While other girls wanted to be Madonna, I wanted to be Janeane Garofalo. I nearly died laughing last week when the Guy and I were talking about the “Allowed To Fuck” monogamy exlusion — that one person we can fuck outside the relationship, if the opportunity arises. His choice? Janeane Garofalo. My response? “Shit, I’ll join you.” (I haven’t decided who I’d choose yet. Hmm. So many choices, so little time. My answers were not finite, Guy!)
Garofalo’s cute, smart, sexy, funny as hell, and she doesn’t take shit from no one.

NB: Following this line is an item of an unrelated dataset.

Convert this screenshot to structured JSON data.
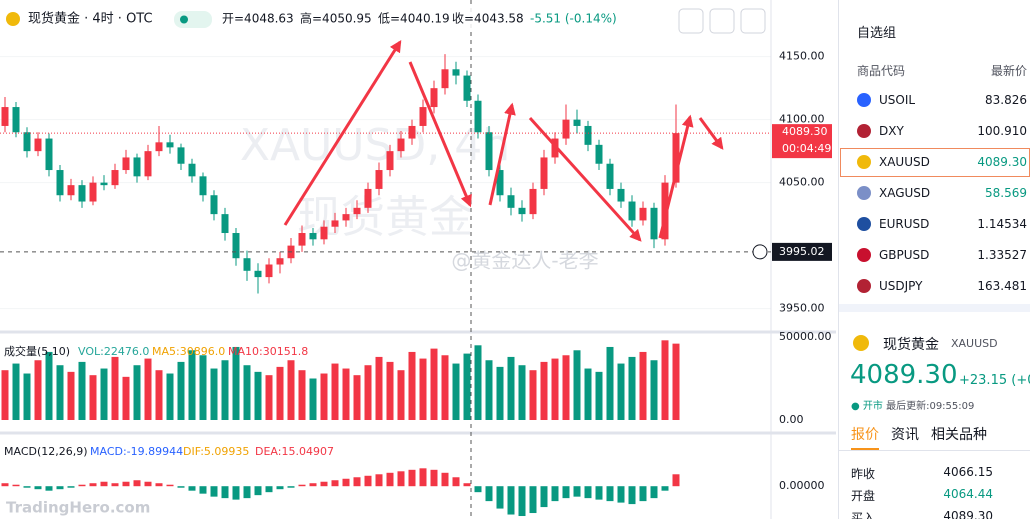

Did I mention the killer smarts? And, like me, she wears glasses instead of contacts. She’s flown in the face of a Hollywood that demanded she conform, yet she’s held her own. Sure, she’s thin now, but she wasn’t always, and she did it for herself, not for the industry.
It’s bad enough that the media’s perpetuating these stereotypes – and even escalating them, but to have today’s young women participating in these negative trends usurping them of their righteous feminine powers is a fucking travesty.
Respect yourself. Be who you really are. Use your brains. Speak in your own voice. Don’t dumb shit down for a guy who doesn’t deserve what you have to offer.
And men, if you’re tired of the vapid beauties, fucking well SAY something about it. You may enjoy looking at the images, but are you enjoying the lack of brains that come with?
Can we, for once, return to the long-ago fantasties of sexy librarians and teachers with yardsticks? Chicks with brains who knew what they were doing when they dropped their drawers? Is it really such a terrible thing, self-knowledge and the ability to express one’s self? Must I and my peers continue feeling like some sort of carbon-dated example of what women once were?
‘Cause, shit, honey, I’ll tell you one thing: I go under the knife for no one. I am what I am, it is what it is, and you’d better get accustomed.